3 Definition of gross floor area

3.1 All covered floor areas of a building, except otherwise exempted, and uncovered areas for commercial uses are deemed the gross floor area of the building for purposes of plot ratio control and development charge. The gross floor area is the total area of the covered floor space measured between the centre line of party walls, including the thickness of external walls but excluding voids. Accessibility and usability are not criteria for exclusion from GFA.

3.2 URA reserves the right to decide on GFA matters based on the specific design of a development proposal on a case-by-case basis.

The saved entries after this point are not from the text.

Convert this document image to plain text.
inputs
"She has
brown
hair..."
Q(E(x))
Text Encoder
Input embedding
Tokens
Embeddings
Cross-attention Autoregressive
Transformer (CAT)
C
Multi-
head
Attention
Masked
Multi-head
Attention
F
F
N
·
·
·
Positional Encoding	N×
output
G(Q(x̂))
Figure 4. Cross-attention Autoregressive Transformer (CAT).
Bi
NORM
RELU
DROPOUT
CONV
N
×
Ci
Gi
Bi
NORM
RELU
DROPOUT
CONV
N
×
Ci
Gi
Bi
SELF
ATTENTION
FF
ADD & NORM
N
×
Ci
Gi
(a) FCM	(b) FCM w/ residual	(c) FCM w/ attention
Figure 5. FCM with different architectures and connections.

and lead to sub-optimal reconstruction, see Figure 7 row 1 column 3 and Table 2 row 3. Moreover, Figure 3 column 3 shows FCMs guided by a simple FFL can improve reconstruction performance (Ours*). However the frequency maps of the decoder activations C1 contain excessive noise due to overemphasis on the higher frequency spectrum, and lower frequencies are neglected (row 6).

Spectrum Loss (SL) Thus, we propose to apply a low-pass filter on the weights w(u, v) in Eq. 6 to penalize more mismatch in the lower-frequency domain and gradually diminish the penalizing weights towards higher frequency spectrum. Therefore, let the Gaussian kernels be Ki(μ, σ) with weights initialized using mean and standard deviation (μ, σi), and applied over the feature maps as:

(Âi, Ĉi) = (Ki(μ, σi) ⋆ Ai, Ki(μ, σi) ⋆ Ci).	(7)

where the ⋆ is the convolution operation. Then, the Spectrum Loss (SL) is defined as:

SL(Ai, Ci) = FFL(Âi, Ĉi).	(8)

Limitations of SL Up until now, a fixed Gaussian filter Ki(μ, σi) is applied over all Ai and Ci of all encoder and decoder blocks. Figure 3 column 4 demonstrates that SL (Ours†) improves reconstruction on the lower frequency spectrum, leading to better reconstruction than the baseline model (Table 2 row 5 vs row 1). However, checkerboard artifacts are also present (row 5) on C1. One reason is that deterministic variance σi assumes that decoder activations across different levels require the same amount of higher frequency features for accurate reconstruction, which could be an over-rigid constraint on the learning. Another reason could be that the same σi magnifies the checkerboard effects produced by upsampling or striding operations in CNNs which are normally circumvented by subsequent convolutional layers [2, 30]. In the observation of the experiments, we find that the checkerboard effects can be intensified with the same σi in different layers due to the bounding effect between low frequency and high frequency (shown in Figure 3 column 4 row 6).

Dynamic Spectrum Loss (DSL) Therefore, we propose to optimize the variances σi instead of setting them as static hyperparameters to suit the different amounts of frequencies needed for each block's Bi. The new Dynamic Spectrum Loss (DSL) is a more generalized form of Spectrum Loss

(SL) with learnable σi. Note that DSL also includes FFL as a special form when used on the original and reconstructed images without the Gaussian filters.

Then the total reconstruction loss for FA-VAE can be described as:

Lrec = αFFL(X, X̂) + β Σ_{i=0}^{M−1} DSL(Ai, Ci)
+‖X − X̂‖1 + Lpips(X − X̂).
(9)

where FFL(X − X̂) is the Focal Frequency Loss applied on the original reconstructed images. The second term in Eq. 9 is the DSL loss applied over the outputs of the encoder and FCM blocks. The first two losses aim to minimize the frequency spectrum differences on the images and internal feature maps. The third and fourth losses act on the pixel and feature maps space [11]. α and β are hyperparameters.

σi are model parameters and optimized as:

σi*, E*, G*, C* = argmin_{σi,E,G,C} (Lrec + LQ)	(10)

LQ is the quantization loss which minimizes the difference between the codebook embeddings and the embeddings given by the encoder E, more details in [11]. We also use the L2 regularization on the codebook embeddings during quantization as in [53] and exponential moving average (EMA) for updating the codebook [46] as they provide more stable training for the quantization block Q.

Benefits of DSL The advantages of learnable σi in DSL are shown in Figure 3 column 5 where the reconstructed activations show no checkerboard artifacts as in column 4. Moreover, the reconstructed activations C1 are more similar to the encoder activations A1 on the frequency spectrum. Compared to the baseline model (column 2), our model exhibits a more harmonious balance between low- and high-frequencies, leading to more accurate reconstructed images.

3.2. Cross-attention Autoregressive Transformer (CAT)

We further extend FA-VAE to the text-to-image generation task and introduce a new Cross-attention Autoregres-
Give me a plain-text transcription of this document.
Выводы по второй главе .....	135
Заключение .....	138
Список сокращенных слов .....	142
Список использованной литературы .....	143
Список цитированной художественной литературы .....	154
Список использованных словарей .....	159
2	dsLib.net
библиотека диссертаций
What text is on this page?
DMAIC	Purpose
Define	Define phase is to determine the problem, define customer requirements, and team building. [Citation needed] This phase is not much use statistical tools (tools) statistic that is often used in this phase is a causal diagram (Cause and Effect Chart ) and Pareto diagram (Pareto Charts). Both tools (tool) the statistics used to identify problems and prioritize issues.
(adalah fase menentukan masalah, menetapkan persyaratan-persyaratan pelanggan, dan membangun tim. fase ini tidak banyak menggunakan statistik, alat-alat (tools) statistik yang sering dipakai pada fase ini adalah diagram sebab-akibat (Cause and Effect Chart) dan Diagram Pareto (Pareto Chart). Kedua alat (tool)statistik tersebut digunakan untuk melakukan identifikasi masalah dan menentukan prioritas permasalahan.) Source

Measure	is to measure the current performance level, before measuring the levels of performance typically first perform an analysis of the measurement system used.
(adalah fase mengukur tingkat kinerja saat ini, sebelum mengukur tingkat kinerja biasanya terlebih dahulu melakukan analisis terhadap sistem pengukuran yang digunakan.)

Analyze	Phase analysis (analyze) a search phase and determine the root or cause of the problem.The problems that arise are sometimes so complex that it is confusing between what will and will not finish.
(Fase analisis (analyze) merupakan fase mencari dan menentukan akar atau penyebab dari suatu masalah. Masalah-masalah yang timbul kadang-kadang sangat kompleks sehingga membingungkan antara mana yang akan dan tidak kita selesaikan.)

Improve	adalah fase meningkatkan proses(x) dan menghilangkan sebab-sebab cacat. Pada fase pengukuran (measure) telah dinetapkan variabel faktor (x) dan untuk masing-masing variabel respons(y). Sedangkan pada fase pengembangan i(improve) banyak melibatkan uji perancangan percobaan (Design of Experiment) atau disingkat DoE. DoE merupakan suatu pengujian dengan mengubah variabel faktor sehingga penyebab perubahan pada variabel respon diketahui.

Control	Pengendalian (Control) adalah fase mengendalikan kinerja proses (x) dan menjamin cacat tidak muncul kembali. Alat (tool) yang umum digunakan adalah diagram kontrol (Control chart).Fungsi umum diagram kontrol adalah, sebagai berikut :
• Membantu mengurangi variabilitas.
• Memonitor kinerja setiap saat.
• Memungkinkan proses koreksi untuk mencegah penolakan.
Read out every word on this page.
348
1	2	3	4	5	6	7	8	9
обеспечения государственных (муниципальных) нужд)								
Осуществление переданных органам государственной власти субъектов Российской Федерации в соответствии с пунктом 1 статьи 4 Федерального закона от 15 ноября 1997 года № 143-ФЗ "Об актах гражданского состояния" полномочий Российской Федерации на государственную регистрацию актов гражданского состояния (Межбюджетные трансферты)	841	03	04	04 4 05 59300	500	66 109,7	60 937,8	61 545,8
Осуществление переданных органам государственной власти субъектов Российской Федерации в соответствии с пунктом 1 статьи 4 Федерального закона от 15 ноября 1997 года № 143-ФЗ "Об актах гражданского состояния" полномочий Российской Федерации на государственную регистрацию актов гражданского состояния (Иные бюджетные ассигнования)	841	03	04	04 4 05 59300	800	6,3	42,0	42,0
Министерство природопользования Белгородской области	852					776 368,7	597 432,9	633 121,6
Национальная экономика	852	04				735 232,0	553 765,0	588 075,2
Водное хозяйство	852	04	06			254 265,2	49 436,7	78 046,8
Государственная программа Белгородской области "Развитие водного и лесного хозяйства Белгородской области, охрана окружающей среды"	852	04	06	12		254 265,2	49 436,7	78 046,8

With effect from January 2014, Private enclosed spaces (PES) and private roof terraces (PRT) are counted as part of the bonus GFA capped at 10% above the Master Plan that also includes balconies.

== Gross leasable area ==
Gross leasable area, alternatively called gross lettable area (GLA), is the amount of floor space available to be rented in a commercial property. Specifically, gross leasable area is the total floor area designed for tenant occupancy and exclusive use, including any basements, mezzanines, or upper floors. It is typically expressed in square meters (although in some places such as the United States, Canada and the United Kingdom, the square foot is used). It is measured from the center line of joint partitions and from outside wall faces. That is, gross leasable area is the area for which tenants pay rent, and thus the area that produces income for the property owner.

For a property with only one tenant, the measurements gross floor area (GFA) and gross leasable area (GLA) are essentially equal.

The Building Owners and Managers Association has established a standard with American National Standards Institute, ANSI/BOMA Z65.1-1996 for measuring floor area and calculating gross leasable area and loss factor.